Tak main-main, enam kali telat bayar yakni Mei 2018 menjelang Idul Fitri 2018, November 2018, gagal bayar 2018 senilai Rp7,6 miliar di Desember 2018, terlambar bayar SKK yang terutang, gagal bayar 2018 baru dibayar pada Maret 2019, Mei 2019 menjelang Idul Fitri dan Agustus-Oktober 2019.

Yang merepotkan, informasi bahwa keterlambatan tunjangan kinerja karyawan TVRI tak lain disebabkan oleh proses di Presiden RI. Diketahui Presiden Jokowi meneken Peraturan Presiden Nomor 89 Tahun 2019 tentang aturan terkait tunjangan kinerja pegawai TVRI pada 30 Desember 2019

Perpres yang diundangkan Menteri Hukum dan HAM Yasonna H Laoly pada 31 Desember 2019 menjelaskan Pegawai TVRI mendapatkan tunjangan setiap bulan dengan memperhitungkan capaian kinerja.

Dalam Perpres itu dirinci, tunjangan kinerja pegawai TVRI untuk kelas jabatan 1 sampai 5 diberikan mulai dari Rp1.563.000 hingga Rp1.904.000 per bulan.
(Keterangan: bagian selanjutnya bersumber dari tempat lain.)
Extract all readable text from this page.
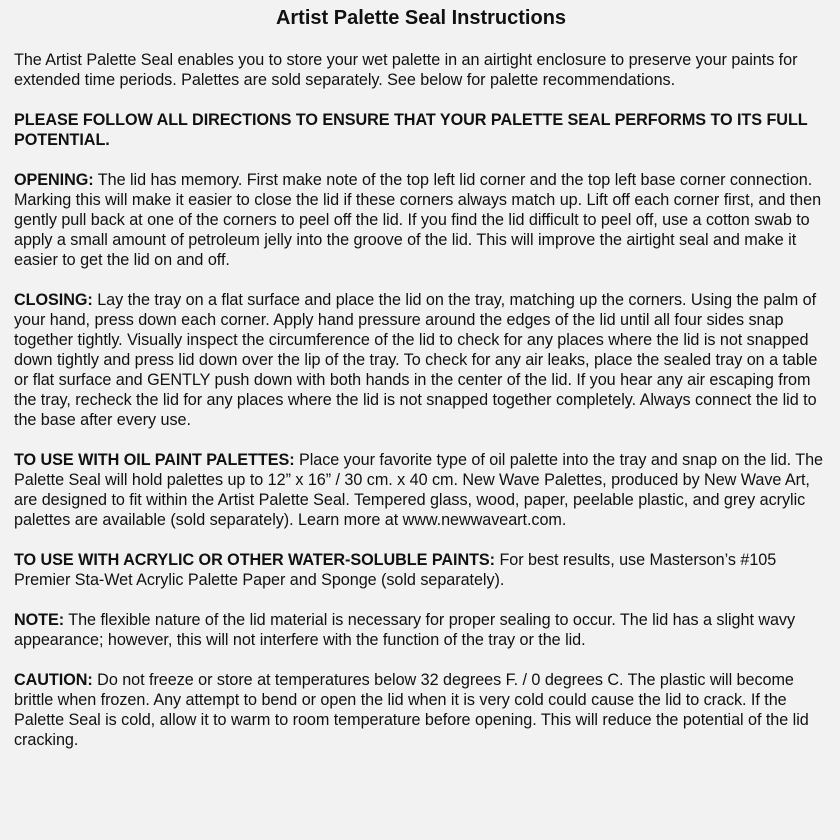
Artist Palette Seal Instructions

The Artist Palette Seal enables you to store your wet palette in an airtight enclosure to preserve your paints for extended time periods. Palettes are sold separately. See below for palette recommendations.

PLEASE FOLLOW ALL DIRECTIONS TO ENSURE THAT YOUR PALETTE SEAL PERFORMS TO ITS FULL POTENTIAL.

OPENING: The lid has memory. First make note of the top left lid corner and the top left base corner connection. Marking this will make it easier to close the lid if these corners always match up. Lift off each corner first, and then gently pull back at one of the corners to peel off the lid. If you find the lid difficult to peel off, use a cotton swab to apply a small amount of petroleum jelly into the groove of the lid. This will improve the airtight seal and make it easier to get the lid on and off.

CLOSING: Lay the tray on a flat surface and place the lid on the tray, matching up the corners. Using the palm of your hand, press down each corner. Apply hand pressure around the edges of the lid until all four sides snap together tightly. Visually inspect the circumference of the lid to check for any places where the lid is not snapped down tightly and press lid down over the lip of the tray. To check for any air leaks, place the sealed tray on a table or flat surface and GENTLY push down with both hands in the center of the lid. If you hear any air escaping from the tray, recheck the lid for any places where the lid is not snapped together completely. Always connect the lid to the base after every use.

TO USE WITH OIL PAINT PALETTES: Place your favorite type of oil palette into the tray and snap on the lid. The Palette Seal will hold palettes up to 12” x 16” / 30 cm. x 40 cm. New Wave Palettes, produced by New Wave Art, are designed to fit within the Artist Palette Seal. Tempered glass, wood, paper, peelable plastic, and grey acrylic palettes are available (sold separately). Learn more at www.newwaveart.com.

TO USE WITH ACRYLIC OR OTHER WATER-SOLUBLE PAINTS: For best results, use Masterson’s #105 Premier Sta-Wet Acrylic Palette Paper and Sponge (sold separately).

NOTE: The flexible nature of the lid material is necessary for proper sealing to occur. The lid has a slight wavy appearance; however, this will not interfere with the function of the tray or the lid.

CAUTION: Do not freeze or store at temperatures below 32 degrees F. / 0 degrees C. The plastic will become brittle when frozen. Any attempt to bend or open the lid when it is very cold could cause the lid to crack. If the Palette Seal is cold, allow it to warm to room temperature before opening. This will reduce the potential of the lid cracking.
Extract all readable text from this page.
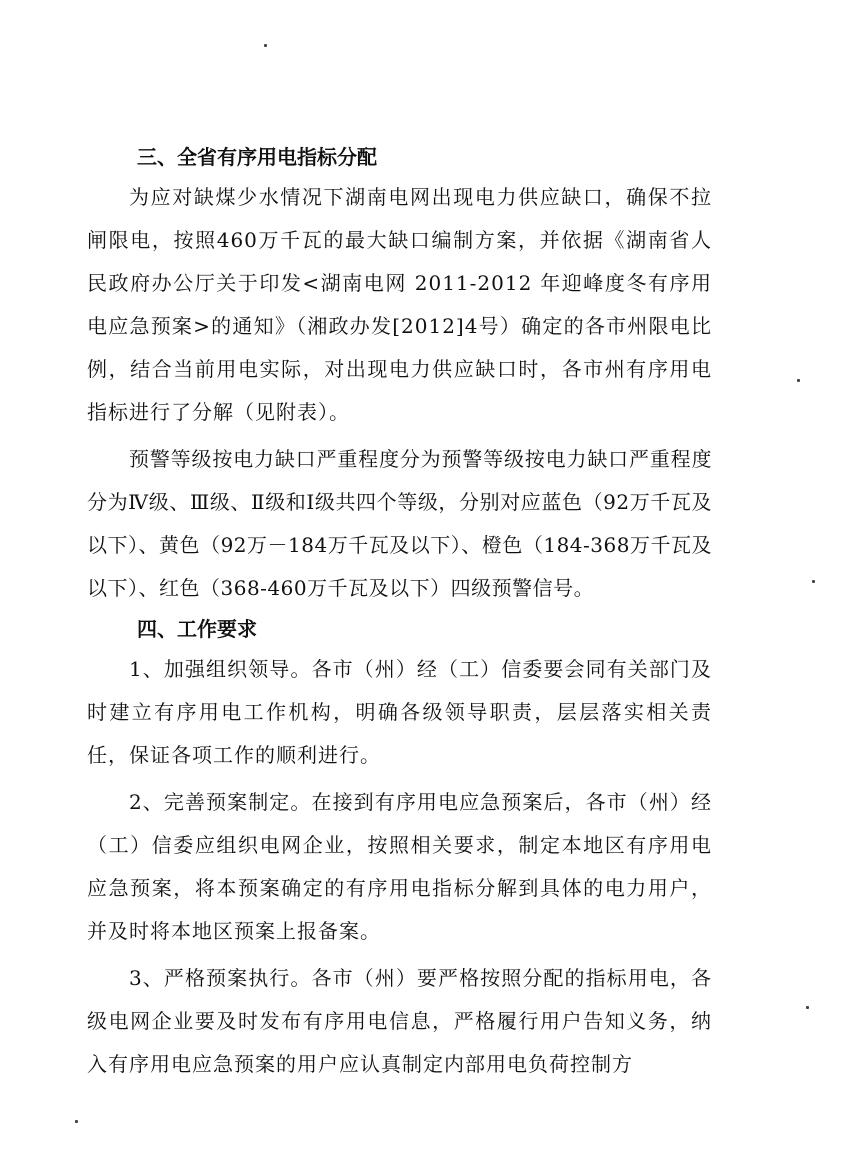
三、全省有序用电指标分配

为应对缺煤少水情况下湖南电网出现电力供应缺口，确保不拉闸限电，按照460万千瓦的最大缺口编制方案，并依据《湖南省人民政府办公厅关于印发<湖南电网 2011-2012 年迎峰度冬有序用电应急预案>的通知》（湘政办发[2012]4号）确定的各市州限电比例，结合当前用电实际，对出现电力供应缺口时，各市州有序用电指标进行了分解（见附表）。

预警等级按电力缺口严重程度分为预警等级按电力缺口严重程度分为Ⅳ级、Ⅲ级、Ⅱ级和Ⅰ级共四个等级，分别对应蓝色（92万千瓦及以下）、黄色（92万－184万千瓦及以下）、橙色（184-368万千瓦及以下）、红色（368-460万千瓦及以下）四级预警信号。

四、工作要求

1、加强组织领导。各市（州）经（工）信委要会同有关部门及时建立有序用电工作机构，明确各级领导职责，层层落实相关责任，保证各项工作的顺利进行。

2、完善预案制定。在接到有序用电应急预案后，各市（州）经（工）信委应组织电网企业，按照相关要求，制定本地区有序用电应急预案，将本预案确定的有序用电指标分解到具体的电力用户，并及时将本地区预案上报备案。

3、严格预案执行。各市（州）要严格按照分配的指标用电，各级电网企业要及时发布有序用电信息，严格履行用户告知义务，纳入有序用电应急预案的用户应认真制定内部用电负荷控制方
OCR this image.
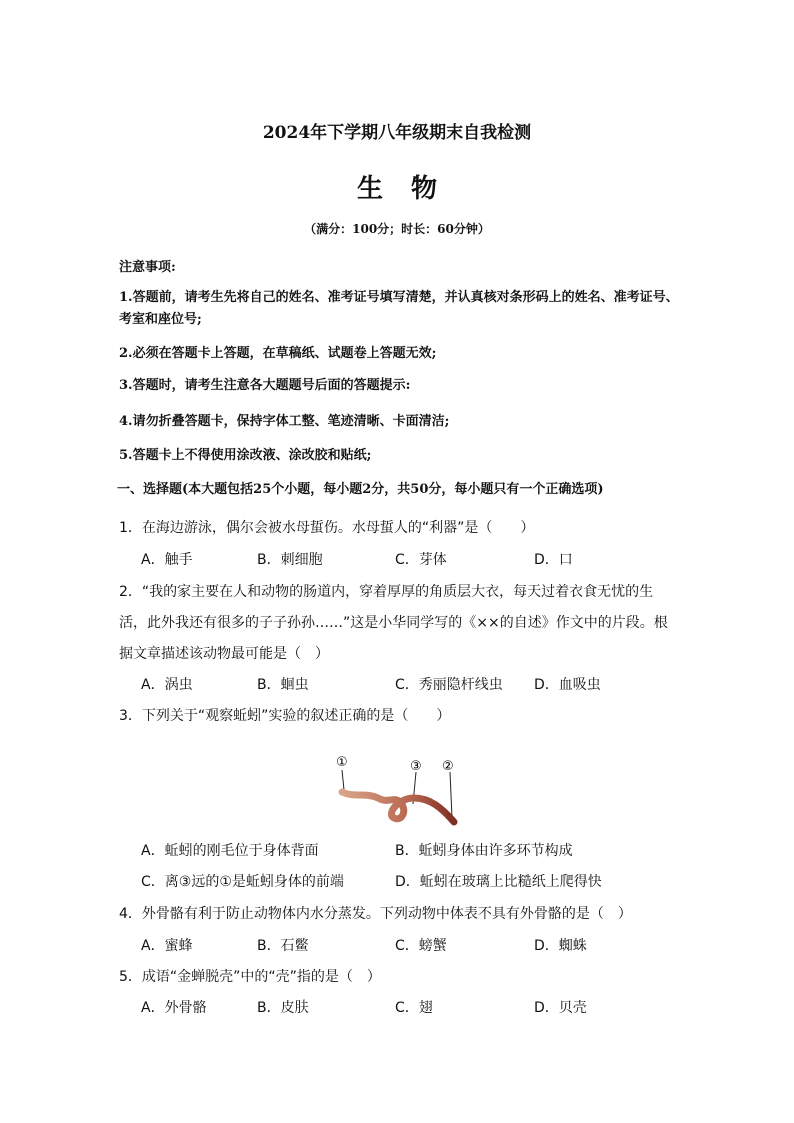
2024年下学期八年级期末自我检测
生物
（满分：100分；时长：60分钟）
注意事项:
1.答题前，请考生先将自己的姓名、准考证号填写清楚，并认真核对条形码上的姓名、准考证号、考室和座位号;
2.必须在答题卡上答题，在草稿纸、试题卷上答题无效;
3.答题时，请考生注意各大题题号后面的答题提示:
4.请勿折叠答题卡，保持字体工整、笔迹清晰、卡面清洁;
5.答题卡上不得使用涂改液、涂改胶和贴纸;
一、选择题(本大题包括25个小题，每小题2分，共50分，每小题只有一个正确选项)
1．在海边游泳，偶尔会被水母蜇伤。水母蜇人的“利器”是（　　）
A．触手	B．刺细胞	C．芽体	D．口
2．“我的家主要在人和动物的肠道内，穿着厚厚的角质层大衣，每天过着衣食无忧的生活，此外我还有很多的子子孙孙……”这是小华同学写的《××的自述》作文中的片段。根据文章描述该动物最可能是（　）
A．涡虫	B．蛔虫	C．秀丽隐杆线虫 D．血吸虫
3．下列关于“观察蚯蚓”实验的叙述正确的是（　　）
①	③ ②
A．蚯蚓的刚毛位于身体背面	B．蚯蚓身体由许多环节构成
C．离③远的①是蚯蚓身体的前端	D．蚯蚓在玻璃上比糙纸上爬得快
4．外骨骼有利于防止动物体内水分蒸发。下列动物中体表不具有外骨骼的是（　）
A．蜜蜂	B．石鳖	C．螃蟹	D．蜘蛛
5．成语“金蝉脱壳”中的“壳”指的是（　）
A．外骨骼	B．皮肤	C．翅	D．贝壳
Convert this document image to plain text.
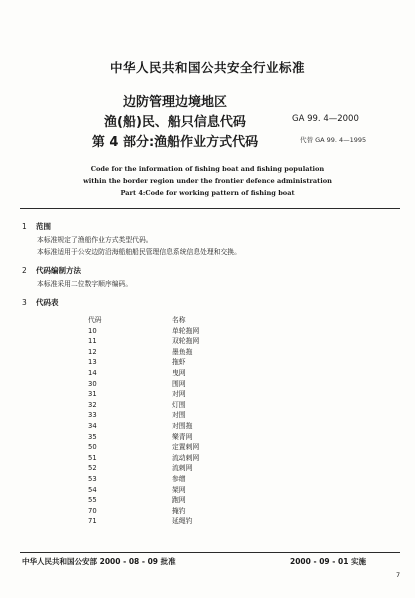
中华人民共和国公共安全行业标准
边防管理边境地区
渔(船)民、船只信息代码
第 4 部分:渔船作业方式代码
GA 99. 4—2000
代替 GA 99. 4—1995
Code for the information of fishing boat and fishing population
within the border region under the frontier defence administration
Part 4:Code for working pattern of fishing boat
1 范围
本标准规定了渔船作业方式类型代码。
本标准适用于公安边防沿海船舶船民管理信息系统信息处理和交换。
2 代码编制方法
本标准采用二位数字顺序编码。
3 代码表
代码	名称
10	单轮拖网
11	双轮拖网
12	墨鱼拖
13	拖虾
14	曳网
30	围网
31	对网
32	灯围
33	对围
34	对围拖
35	樂青网
50	定置刺网
51	流动刺网
52	流刺网
53	参缯
54	架网
55	跑网
70	掩钓
71	延绳钓
中华人民共和国公安部 2000 - 08 - 09 批准	2000 - 09 - 01 实施
7
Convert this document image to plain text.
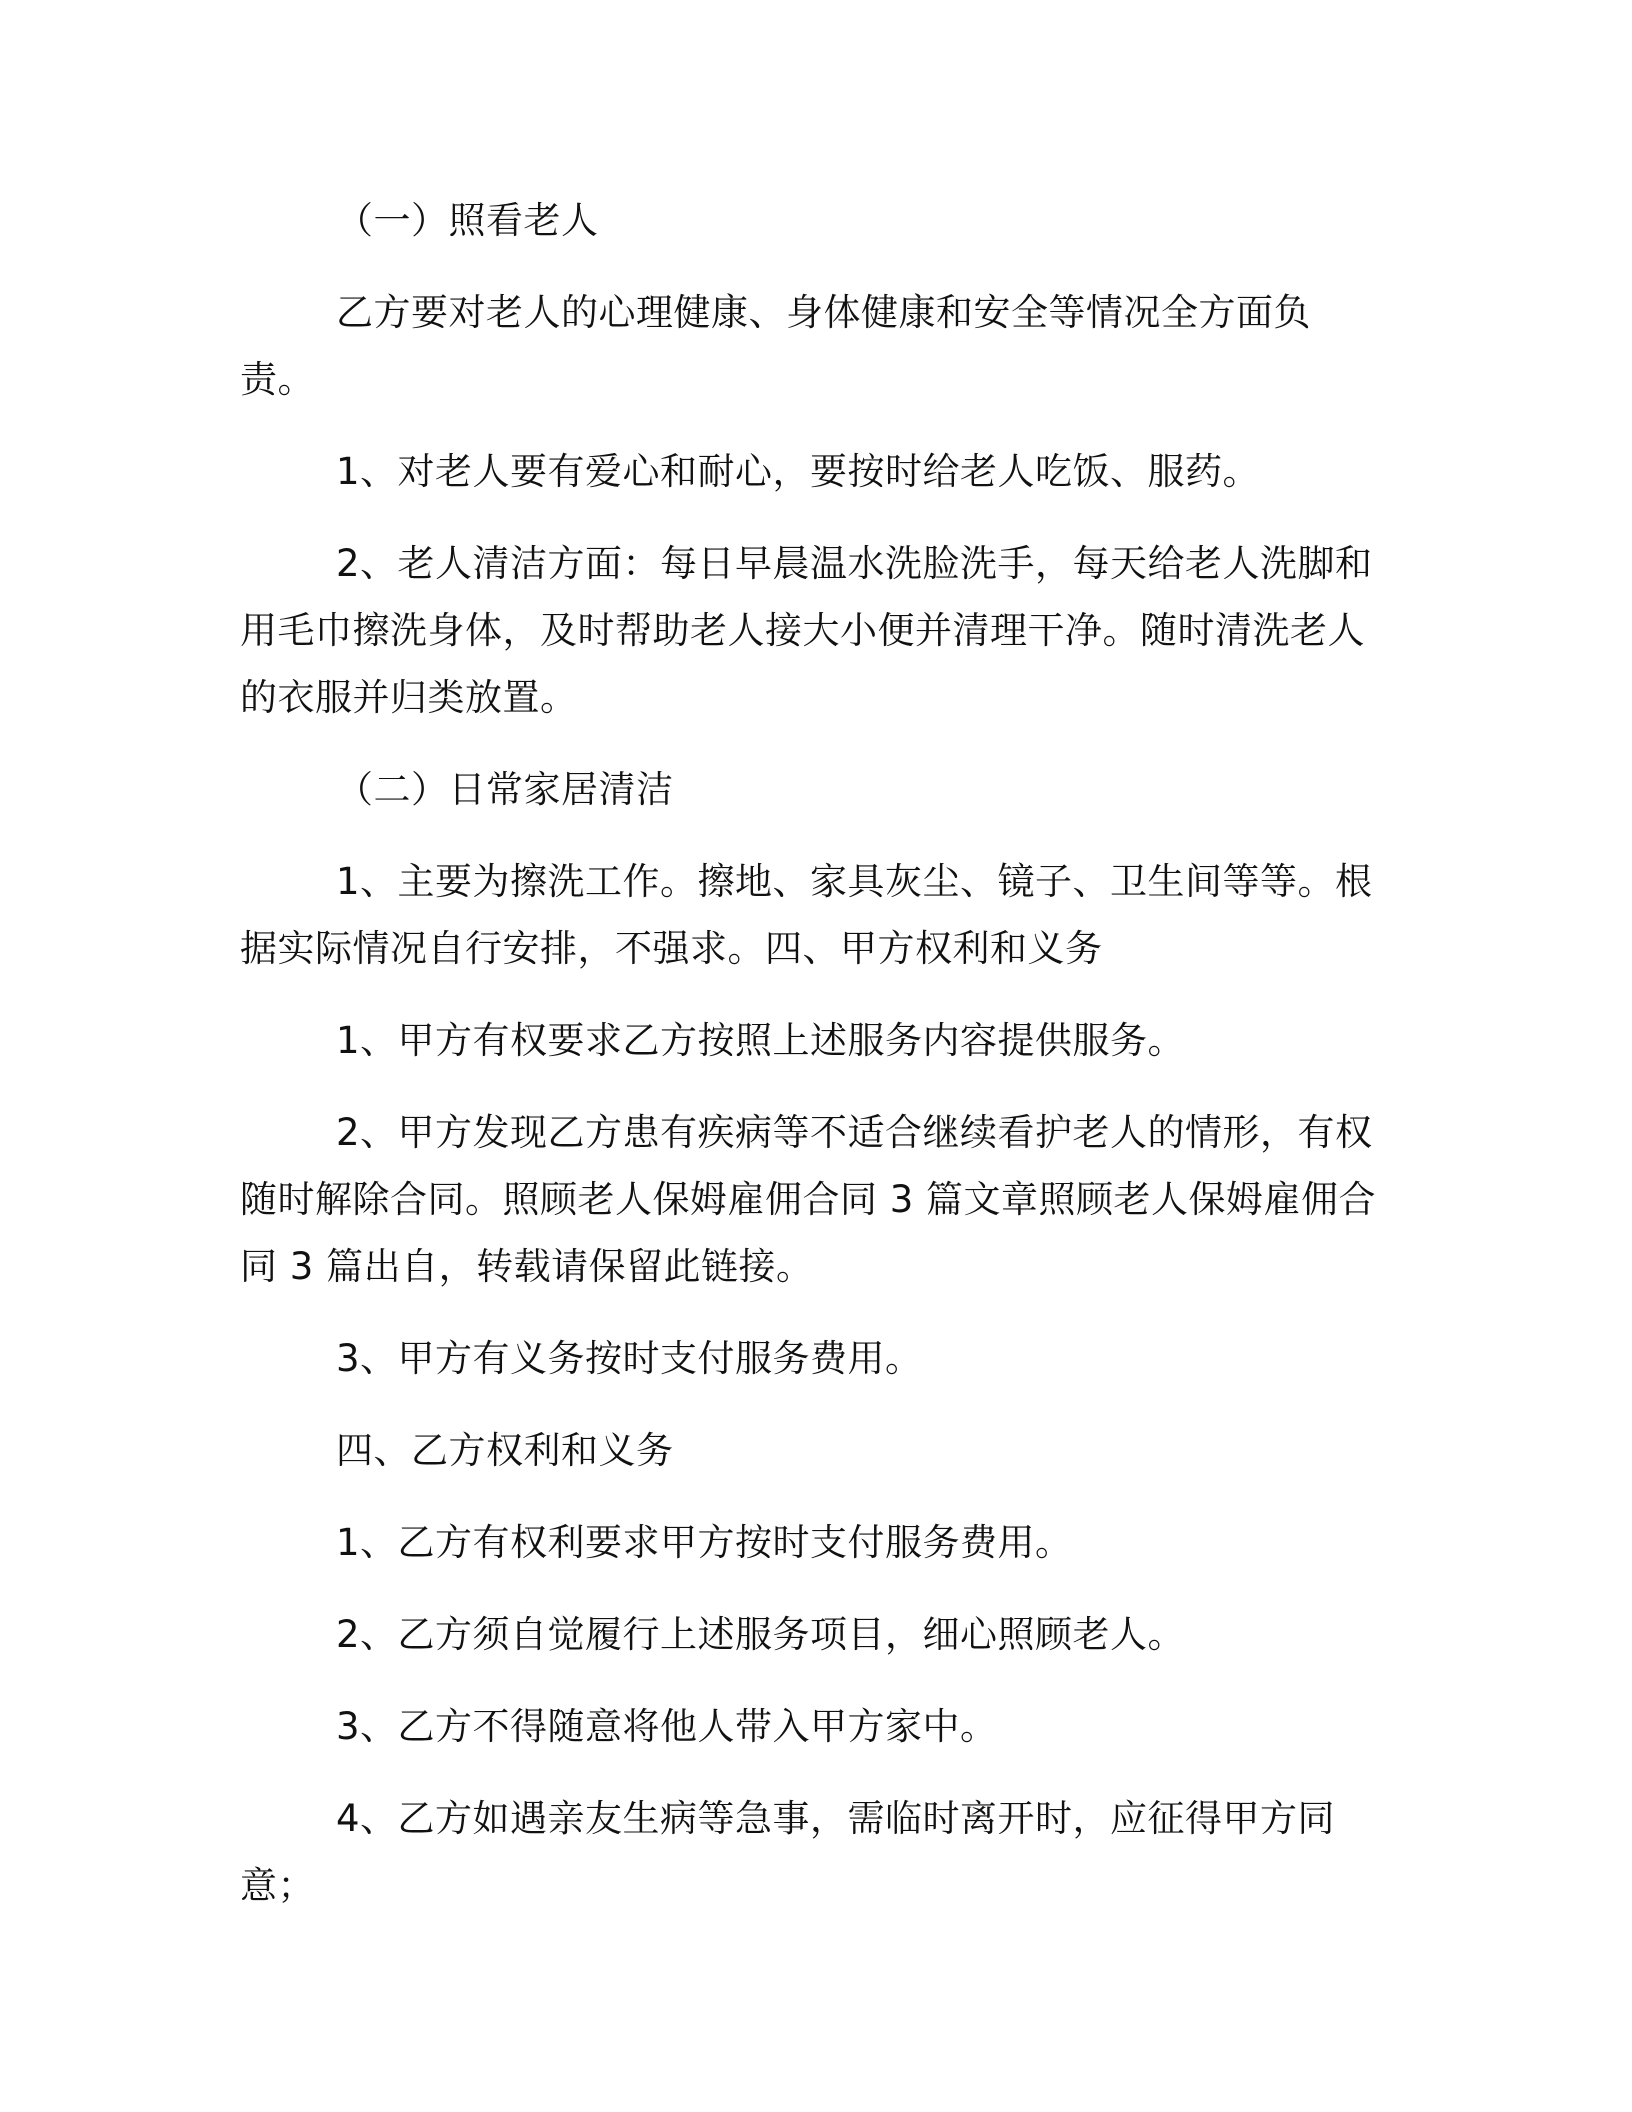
（一）照看老人

乙方要对老人的心理健康、身体健康和安全等情况全方面负责。

1、对老人要有爱心和耐心，要按时给老人吃饭、服药。

2、老人清洁方面：每日早晨温水洗脸洗手，每天给老人洗脚和用毛巾擦洗身体，及时帮助老人接大小便并清理干净。随时清洗老人的衣服并归类放置。

（二）日常家居清洁

1、主要为擦洗工作。擦地、家具灰尘、镜子、卫生间等等。根据实际情况自行安排，不强求。四、甲方权利和义务

1、甲方有权要求乙方按照上述服务内容提供服务。

2、甲方发现乙方患有疾病等不适合继续看护老人的情形，有权随时解除合同。照顾老人保姆雇佣合同 3 篇文章照顾老人保姆雇佣合同 3 篇出自，转载请保留此链接。

3、甲方有义务按时支付服务费用。

四、乙方权利和义务

1、乙方有权利要求甲方按时支付服务费用。

2、乙方须自觉履行上述服务项目，细心照顾老人。

3、乙方不得随意将他人带入甲方家中。

4、乙方如遇亲友生病等急事，需临时离开时，应征得甲方同意；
Kemudian meningkat menjadi Rp2.095.000-Rp2.915.000 untuk kelas jabatan 6-9.

Untuk kelas jabatan 10 sampai 15, tunjangannya mencapai Rp3.352.000-Rp10.315.000 per bulan, dan Rp14.131.000 per bulan untuk kelas jabatan 16, serta Rp21.974.000 bagi pejabat kelas 17. Alhamdulilah. Terima kasih pak Jokowi.

Tapi ingat! tunjangan diberikan kepada pegawai berstatus Pegawai Negeri Sipil (PNS). Pegawai Badan Layanan Umum (BLU) yang telah mendapatkan remunerasi sesuai aturan PP Nomor 23 Tahun 2005 tentang Pengelolaan Keuangan Badan Layanan Umum tidak mendapat jatah tunjangan.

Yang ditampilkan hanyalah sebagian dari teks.